Miércoles de Ceniza
En la temprana
tradición dominicana se custodiaba con devoción el recuerdo de los modos de
orar de su fundador. Con los años me llaman menos la atención los más
espectaculares, rostro en tierra, cadena de hierro sobre la espalda, manos
lanzadas como flechas hacia el cielo. Humildes y sencillos, los gestos cotidianos
alargan cada vez más la sombra de su dificultad y de su sabiduría bajo los
primeros resplandores del atardecer.
Fray Teodorico de
Apolda anotó que a veces, “como si leyera ante el Señor”, Domingo extendía sus
manos ante el pecho. Con la vista cansada de tanto meditar la Sagrada Escritura,
musitaba ante las obras que surcaban sus palmas la palabra de Dios grabada en
su corazón y en su memoria. Estudio y predicación, contemplación y fraternidad
descansaban en el libro de su Vida.
A la hora del
descanso, tras la recitación de las horas canónicas y la acción de gracias, el
santo también se sentía empujado a la celda o a algún otro lugar donde pudiera seguir
conversando tranquilamente con su Señor. Reunidos en torno a un códice, ante el
que se persignaba con veneración, “como si debatiera con un acompañante”, reía
y lloraba, fijaba y bajaba la mirada, alzaba la voz o susurraba dándose golpes
de pecho.
En el Evangelio
del Miércoles de Ceniza Jesús manda a sus discípulos obrar, en el secreto de su
espíritu, la justicia de la limosna, la oración y el ayuno.
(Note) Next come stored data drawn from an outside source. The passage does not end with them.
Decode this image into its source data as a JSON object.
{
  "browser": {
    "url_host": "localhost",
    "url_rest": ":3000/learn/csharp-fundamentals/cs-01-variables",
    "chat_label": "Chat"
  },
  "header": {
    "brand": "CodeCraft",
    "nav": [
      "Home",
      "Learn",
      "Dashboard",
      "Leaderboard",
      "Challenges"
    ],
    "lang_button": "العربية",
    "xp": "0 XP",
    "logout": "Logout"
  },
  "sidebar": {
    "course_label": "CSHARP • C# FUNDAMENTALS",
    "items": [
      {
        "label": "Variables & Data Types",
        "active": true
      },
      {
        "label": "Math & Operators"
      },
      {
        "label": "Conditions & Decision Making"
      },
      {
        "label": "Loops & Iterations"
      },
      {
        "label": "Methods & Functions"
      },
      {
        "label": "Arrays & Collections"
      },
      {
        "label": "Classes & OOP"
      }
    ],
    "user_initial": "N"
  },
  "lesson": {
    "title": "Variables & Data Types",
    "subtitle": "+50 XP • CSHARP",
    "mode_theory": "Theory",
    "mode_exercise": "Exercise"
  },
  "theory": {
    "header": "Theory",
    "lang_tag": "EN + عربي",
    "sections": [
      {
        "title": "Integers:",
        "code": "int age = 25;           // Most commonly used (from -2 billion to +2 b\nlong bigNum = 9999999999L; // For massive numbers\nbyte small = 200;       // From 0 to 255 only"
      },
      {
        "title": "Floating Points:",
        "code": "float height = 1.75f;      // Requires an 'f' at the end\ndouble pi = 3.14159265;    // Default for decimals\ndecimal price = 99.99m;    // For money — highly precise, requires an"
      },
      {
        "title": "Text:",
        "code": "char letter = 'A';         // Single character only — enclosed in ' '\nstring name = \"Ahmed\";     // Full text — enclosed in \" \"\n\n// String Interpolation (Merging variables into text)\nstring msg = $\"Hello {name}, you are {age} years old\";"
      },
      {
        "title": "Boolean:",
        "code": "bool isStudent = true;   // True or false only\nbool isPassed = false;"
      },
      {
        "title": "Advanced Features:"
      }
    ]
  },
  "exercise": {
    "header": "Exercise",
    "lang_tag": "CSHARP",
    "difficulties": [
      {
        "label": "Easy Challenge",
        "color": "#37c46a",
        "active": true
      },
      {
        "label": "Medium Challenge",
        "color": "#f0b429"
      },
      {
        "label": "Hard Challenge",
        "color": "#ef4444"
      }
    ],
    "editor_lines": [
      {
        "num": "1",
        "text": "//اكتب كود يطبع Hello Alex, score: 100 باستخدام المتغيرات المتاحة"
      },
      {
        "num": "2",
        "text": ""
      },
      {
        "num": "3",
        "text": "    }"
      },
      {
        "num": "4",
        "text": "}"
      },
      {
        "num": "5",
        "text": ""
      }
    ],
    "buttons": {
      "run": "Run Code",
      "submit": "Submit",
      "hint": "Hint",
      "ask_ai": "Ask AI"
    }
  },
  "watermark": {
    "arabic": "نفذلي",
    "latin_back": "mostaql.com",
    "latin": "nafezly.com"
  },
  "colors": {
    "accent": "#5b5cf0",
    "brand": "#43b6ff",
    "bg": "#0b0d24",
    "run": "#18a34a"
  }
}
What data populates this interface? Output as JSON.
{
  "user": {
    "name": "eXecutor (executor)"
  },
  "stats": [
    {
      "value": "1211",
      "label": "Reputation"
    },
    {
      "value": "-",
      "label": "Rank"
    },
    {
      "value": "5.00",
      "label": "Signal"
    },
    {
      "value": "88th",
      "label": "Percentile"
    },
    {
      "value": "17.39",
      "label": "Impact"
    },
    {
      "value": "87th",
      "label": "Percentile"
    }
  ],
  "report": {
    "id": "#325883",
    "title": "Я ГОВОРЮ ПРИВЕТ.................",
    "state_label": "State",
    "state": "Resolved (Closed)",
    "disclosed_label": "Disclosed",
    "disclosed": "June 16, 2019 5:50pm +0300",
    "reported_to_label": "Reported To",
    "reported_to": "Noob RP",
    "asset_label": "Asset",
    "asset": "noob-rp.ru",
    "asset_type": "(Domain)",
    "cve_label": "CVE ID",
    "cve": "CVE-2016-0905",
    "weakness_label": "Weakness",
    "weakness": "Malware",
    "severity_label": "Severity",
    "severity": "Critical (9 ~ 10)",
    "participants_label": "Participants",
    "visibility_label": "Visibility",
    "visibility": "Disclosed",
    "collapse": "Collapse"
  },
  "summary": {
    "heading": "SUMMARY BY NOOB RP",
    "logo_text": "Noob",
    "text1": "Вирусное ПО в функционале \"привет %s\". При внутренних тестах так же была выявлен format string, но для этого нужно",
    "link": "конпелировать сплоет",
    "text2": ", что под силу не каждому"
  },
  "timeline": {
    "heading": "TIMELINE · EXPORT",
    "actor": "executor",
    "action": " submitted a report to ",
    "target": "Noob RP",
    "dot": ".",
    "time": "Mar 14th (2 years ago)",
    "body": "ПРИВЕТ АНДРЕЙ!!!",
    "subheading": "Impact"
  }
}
En la lectura
atenta -en la escucha constante- de la Palabra divina y humana, fray Domingo oraba sin
desfallecer, alegrándose de los trabajos gratuitos en los que encontraba alivio por el
ayuno de su propia voluntad.
¿Quién pudiera,
al morir, cerrar los ojos como si estuviera meditando ya la salmodia eterna cabe
el bienaventurado coro de la gloria silenciosa?